A–D Representative coronal images showing Black Gold II myelin stain of sham controls (A,C) and 7 dpi (B,D) from PLP^GFP (A, B) and DCC^D1290N:PLP^GFP mice (C, D). E Quantification of cortical spared tissue (mm³) in sham and 7 dpi from PLP^GFP mice and DCC^D1290N:PLP^GFP mice (n = 5–13). Magnified Black Gold II myelin stain of the CC of sham controls (F, H) and 7 dpi (G, I) from PLP^GFP (F, G) and DCC^D1290N:PLP^GFP mice (H, I). J Quantification of Black Gold II intensity within the CC of sham and 7 dpi PLP^GFP mice and DCC^D1290N:PLP^GFP mice. Values represent mean ± SEM. Two-way ANOVA with Tukey’s post hoc comparison. *** p < 0.001.

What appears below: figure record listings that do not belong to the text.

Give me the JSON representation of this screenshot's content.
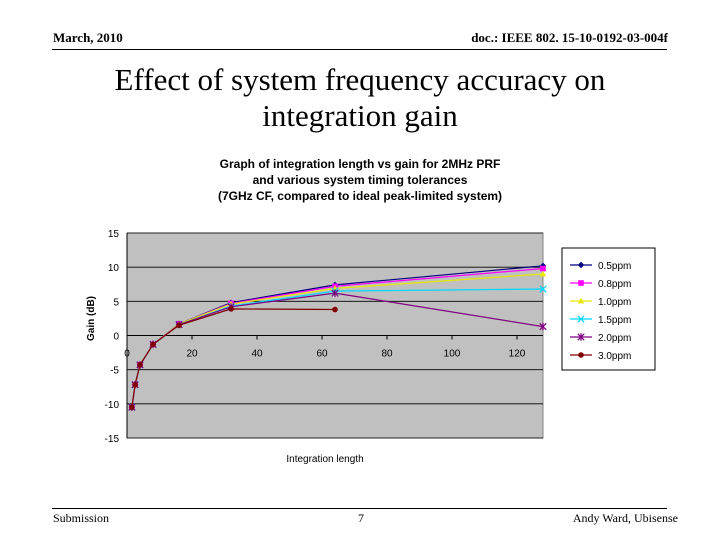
{
  "header": {
    "date": "March, 2010",
    "doc_id": "doc.: IEEE 802. 15-10-0192-03-004f"
  },
  "slide": {
    "title_line1": "Effect of system frequency accuracy on",
    "title_line2": "integration gain"
  },
  "footer": {
    "left": "Submission",
    "page": "7",
    "right": "Andy Ward, Ubisense"
  },
  "colors": {
    "plot_bg": "#c0c0c0",
    "page_bg": "#ffffff"
  },
  "chart_data": {
    "type": "line",
    "title_lines": [
      "Graph of integration length vs gain for 2MHz PRF",
      "and various system timing tolerances",
      "(7GHz CF, compared to ideal peak-limited system)"
    ],
    "xlabel": "Integration length",
    "ylabel": "Gain (dB)",
    "xlim": [
      0,
      128
    ],
    "ylim": [
      -15,
      15
    ],
    "xticks": [
      0,
      20,
      40,
      60,
      80,
      100,
      120
    ],
    "yticks": [
      15,
      10,
      5,
      0,
      -5,
      -10,
      -15
    ],
    "grid": {
      "horizontal": true,
      "vertical": false
    },
    "legend_position": "right",
    "series": [
      {
        "name": "0.5ppm",
        "color": "#000080",
        "marker": "diamond",
        "points": [
          [
            1.5,
            -10.5
          ],
          [
            2.5,
            -7.2
          ],
          [
            4,
            -4.3
          ],
          [
            8,
            -1.3
          ],
          [
            16,
            1.7
          ],
          [
            32,
            4.8
          ],
          [
            64,
            7.4
          ],
          [
            128,
            10.2
          ]
        ]
      },
      {
        "name": "0.8ppm",
        "color": "#ff00ff",
        "marker": "square",
        "points": [
          [
            1.5,
            -10.5
          ],
          [
            2.5,
            -7.2
          ],
          [
            4,
            -4.3
          ],
          [
            8,
            -1.3
          ],
          [
            16,
            1.7
          ],
          [
            32,
            4.7
          ],
          [
            64,
            7.2
          ],
          [
            128,
            9.8
          ]
        ]
      },
      {
        "name": "1.0ppm",
        "color": "#e8e800",
        "marker": "triangle",
        "points": [
          [
            1.5,
            -10.5
          ],
          [
            2.5,
            -7.2
          ],
          [
            4,
            -4.3
          ],
          [
            8,
            -1.3
          ],
          [
            16,
            1.7
          ],
          [
            32,
            4.6
          ],
          [
            64,
            6.9
          ],
          [
            128,
            9.0
          ]
        ]
      },
      {
        "name": "1.5ppm",
        "color": "#00d8ff",
        "marker": "x",
        "points": [
          [
            1.5,
            -10.5
          ],
          [
            2.5,
            -7.2
          ],
          [
            4,
            -4.3
          ],
          [
            8,
            -1.3
          ],
          [
            16,
            1.6
          ],
          [
            32,
            4.3
          ],
          [
            64,
            6.5
          ],
          [
            128,
            6.8
          ]
        ]
      },
      {
        "name": "2.0ppm",
        "color": "#800080",
        "marker": "asterisk",
        "points": [
          [
            1.5,
            -10.5
          ],
          [
            2.5,
            -7.2
          ],
          [
            4,
            -4.3
          ],
          [
            8,
            -1.3
          ],
          [
            16,
            1.6
          ],
          [
            32,
            4.2
          ],
          [
            64,
            6.2
          ],
          [
            128,
            1.3
          ]
        ]
      },
      {
        "name": "3.0ppm",
        "color": "#800000",
        "marker": "circle",
        "points": [
          [
            1.5,
            -10.5
          ],
          [
            2.5,
            -7.2
          ],
          [
            4,
            -4.3
          ],
          [
            8,
            -1.3
          ],
          [
            16,
            1.5
          ],
          [
            32,
            3.9
          ],
          [
            64,
            3.8
          ]
        ]
      }
    ]
  }
}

Fig. 4. DCC^D1290N mice have improved locomotor function after CCI injury.

A,B Latency on the rotating rod for of sham (open) and CCI injured (closed) PLP^GFP (A) and DCC^D1290N:PLP^GFP (B) mice as compared to baseline. The latency to fall (seconds) was measured prior to surgery and at 6 dpi (n = 6–18). C Percent normalized time on the rod at 6 dpi relative to the baseline of each animal. D,E Wire hanging test of sham (open) and CCI injured (closed) PLP^GFP (D) and DCC^D1290N:PLP^GFP (E) mice as compared to baseline. The latency to fall (seconds) was measured prior to surgery and at 6 dpi (n = 7–11). F Percent normalized time on the wire at 6 dpi relative to the baseline of each animal. Values represent mean ± SEM. Repeated two-way ANOVA with Sidak’s multiple comparison test, and Welsh’s unpaired, two-tailed t-test. *p < 0.05.**p < 0.01. ***p < 0.001.

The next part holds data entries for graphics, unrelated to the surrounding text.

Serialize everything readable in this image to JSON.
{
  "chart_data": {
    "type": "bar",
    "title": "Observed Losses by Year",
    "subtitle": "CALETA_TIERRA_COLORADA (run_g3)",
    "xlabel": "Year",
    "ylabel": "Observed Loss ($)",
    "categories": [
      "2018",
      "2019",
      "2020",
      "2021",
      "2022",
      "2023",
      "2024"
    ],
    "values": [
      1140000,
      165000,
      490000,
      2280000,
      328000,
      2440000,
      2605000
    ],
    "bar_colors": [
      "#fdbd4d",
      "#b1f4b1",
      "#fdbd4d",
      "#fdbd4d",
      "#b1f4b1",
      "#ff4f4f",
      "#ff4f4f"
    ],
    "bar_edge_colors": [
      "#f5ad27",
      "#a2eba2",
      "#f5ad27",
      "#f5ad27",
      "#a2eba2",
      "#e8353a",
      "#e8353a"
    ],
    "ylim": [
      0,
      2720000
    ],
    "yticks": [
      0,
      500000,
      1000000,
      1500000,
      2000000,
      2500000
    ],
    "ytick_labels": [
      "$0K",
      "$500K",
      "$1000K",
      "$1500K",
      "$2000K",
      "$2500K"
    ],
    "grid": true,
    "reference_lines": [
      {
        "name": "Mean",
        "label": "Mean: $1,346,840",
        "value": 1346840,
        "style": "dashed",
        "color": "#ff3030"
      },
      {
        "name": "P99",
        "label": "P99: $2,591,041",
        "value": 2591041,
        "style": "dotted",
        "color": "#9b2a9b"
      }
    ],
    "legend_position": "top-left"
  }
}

Fig. 5. Schematic model of Netrin-1/DCC receptor function in the injured brain.

After cortical injury, DCC receptors are acutely upregulated while netrin-1 is downregulated in perilesional tissues, leading to a receptor-ligand imbalance. The DCC receptors without netrin-1 binding will undergo intracellular cleavage at the conserved aspartic acid residue at 1290, which leads to significant OL cell death. However, the knock-in DCC^D1290N point mutation blocks dependence receptor-mediated apoptosis, leading to greater cell survival, myelin integrity, and motor behavior after brain injury.